SpaceX launches 3 visitors to the space station for $ 55M each

CAPE CANAVERAL, Florida (AP) – SpaceX launched three rich businessmen and their astronaut cards to the International Space Station on Friday for more than a week’s stay, as NASA joins Russia to receive guests at the world’s most expensive tourist destination.

It is SpaceX’s first private charter flight to the orbiting lab after two years of transporting astronauts there for NASA.

Arriving at the space station on Saturday comes an American, Canadian and Israeli who drives investments, real estate and other companies. They pay $ 55 million each for the rocket ride and accommodation, all meals included.

Russia has been hosting tourists on the space station – and before that the Mir station – for decades. Just last fall, a Russian film crew flew up, followed by a Japanese fashion magnate and his assistant.

NASA is finally on its way into action, after years of opposition to space station visitors.

Their tickets include access to all but the Russian part of the space station – they need permission from the three cosmonauts on board. Three Americans and a German also live up there.

Former NASA astronaut Michael Lopez-Alegria, the leader, plans to avoid talking about politics and the war in Ukraine while he is on the space station.

“I honestly think it will not be difficult. I mean maybe a little,” he said. He expects “the spirit of cooperation will shine through.”

The private company Axiom Space arranged the visit with NASA for its three paying customers: Larry Connor from Dayton, Ohio, who runs the Connor Group; Mark Pathy, founder and CEO of Montreal’s Mavrik Corp .; and Israel’s Eytan Stibbe, a former fighter pilot and founder of Vital Capital.

Before the launch, their enthusiasm was evident: Stibbe danced a little when he arrived at the rocket at the Kennedy Space Center.

SpaceX and NASA have been in advance with them about the risks of space travel, said Lopez-Alegria, who spent seven months at the space station 15 years ago.

“There is no ambiguity, I think, about what the dangers are or what the bad days might look like,” Lopez-Alegria told the Associated Press before the flight.

Each visitor has a complete list of experiments to perform during their nine to 10 days there, one reason why they do not like to be called space tourists.

“They are not up there sticking their noses in the window,” said Axiom co-founder and president Michael Suffredini, a former NASA space station host.

The three businessmen are the latest to take advantage of the opening of space for those with deep pockets. Jeff Bezo’s rocket company Blue Origin takes customers on 10-minute trips to the edge of space, while Virgin Galactic expects to start flying customers on its rocket ship later this year.

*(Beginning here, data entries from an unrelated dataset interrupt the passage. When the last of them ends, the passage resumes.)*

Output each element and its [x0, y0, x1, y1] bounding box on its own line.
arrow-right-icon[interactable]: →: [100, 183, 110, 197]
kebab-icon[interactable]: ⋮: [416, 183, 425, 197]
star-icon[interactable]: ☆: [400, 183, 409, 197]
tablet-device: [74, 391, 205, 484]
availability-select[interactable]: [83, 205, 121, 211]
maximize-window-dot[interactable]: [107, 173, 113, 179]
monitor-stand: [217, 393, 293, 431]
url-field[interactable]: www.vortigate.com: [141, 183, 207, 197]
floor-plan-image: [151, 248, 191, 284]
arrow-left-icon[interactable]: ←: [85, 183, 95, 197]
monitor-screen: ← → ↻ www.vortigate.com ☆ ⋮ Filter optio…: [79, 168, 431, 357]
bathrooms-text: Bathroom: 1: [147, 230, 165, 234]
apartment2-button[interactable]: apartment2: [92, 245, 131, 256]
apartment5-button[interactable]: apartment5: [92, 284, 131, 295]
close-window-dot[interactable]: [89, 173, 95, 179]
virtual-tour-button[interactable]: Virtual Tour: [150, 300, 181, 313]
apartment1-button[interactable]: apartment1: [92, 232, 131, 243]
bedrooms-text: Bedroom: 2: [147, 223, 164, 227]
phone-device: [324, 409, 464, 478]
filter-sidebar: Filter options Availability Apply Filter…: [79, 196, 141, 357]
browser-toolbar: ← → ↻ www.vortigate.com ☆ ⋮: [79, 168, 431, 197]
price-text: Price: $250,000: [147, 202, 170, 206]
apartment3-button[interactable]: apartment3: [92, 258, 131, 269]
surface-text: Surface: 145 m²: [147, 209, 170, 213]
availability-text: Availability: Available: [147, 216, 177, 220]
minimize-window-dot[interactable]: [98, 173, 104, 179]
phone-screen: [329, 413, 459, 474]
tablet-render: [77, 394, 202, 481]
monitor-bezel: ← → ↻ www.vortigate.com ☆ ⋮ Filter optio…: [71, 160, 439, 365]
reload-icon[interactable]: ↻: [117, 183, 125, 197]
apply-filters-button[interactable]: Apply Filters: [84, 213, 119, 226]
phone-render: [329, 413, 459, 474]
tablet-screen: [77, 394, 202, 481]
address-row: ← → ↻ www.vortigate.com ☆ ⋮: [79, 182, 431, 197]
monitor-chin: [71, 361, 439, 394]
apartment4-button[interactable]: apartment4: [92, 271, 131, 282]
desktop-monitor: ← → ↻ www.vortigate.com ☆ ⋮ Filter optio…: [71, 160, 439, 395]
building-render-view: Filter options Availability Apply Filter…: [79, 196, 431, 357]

Friday’s flight is the second private charter trip for Elon Musk’s SpaceX, which took a billionaire and his guests on a three-day orbit tour last year.

Next year, Axiom is aiming for its second private flight to the space station. More customer journeys will follow, and Axiom will add its own rooms to the orbiting complex beginning in 2024. After about five years, the company plans to remove its compartments to form a self-supporting station – one of several commercial outposts intended to replace the space station when it retires and NASA switches to the moon.

On an adjacent plate during Friday’s launch: NASA’s new lunar rocket, which is waiting to complete a rehearsal for a summer test flight.

As a gift to their seven station hosts, the four visitors bring up paella and other Spanish dishes prepared by celebrity chef José Andrés. The rest of the time at the station, NASA’s freeze-dried chow will have to do.

The automated SpaceX capsule will return with the four on 19 April.

Connor honors Ohio’s aerospace heritage and picks up a fabric sample from the Wright brothers’ Kitty Hawk flyer from 1903 and gold foil from the Apollo 11 command module from the Neil Armstrong Air and Space Museum in Wapakoneta.

Only the second Israeli to launch into space, Stibbe will continue a thunderstorm experiment started by the first – Ilan Ramon, who died aboard the shuttle Columbia in 2003. They were in the same fighter pilot squadron.

Stibbe carries copies of recycled pages in Ramon’s space diary, as well as a song composed by Ramon’s musician and a painting of pages falling from the sky by his daughter.

“Being part of this unique crew is proof to me that there is no dream out of reach,” he said.


The Associated Press Health and Science Department receives support from the Howard Hughes Medical Institutes Department of Science Education. AP is solely responsible for all content.

New Technology Era

Leave a Reply

Your email address will not be published.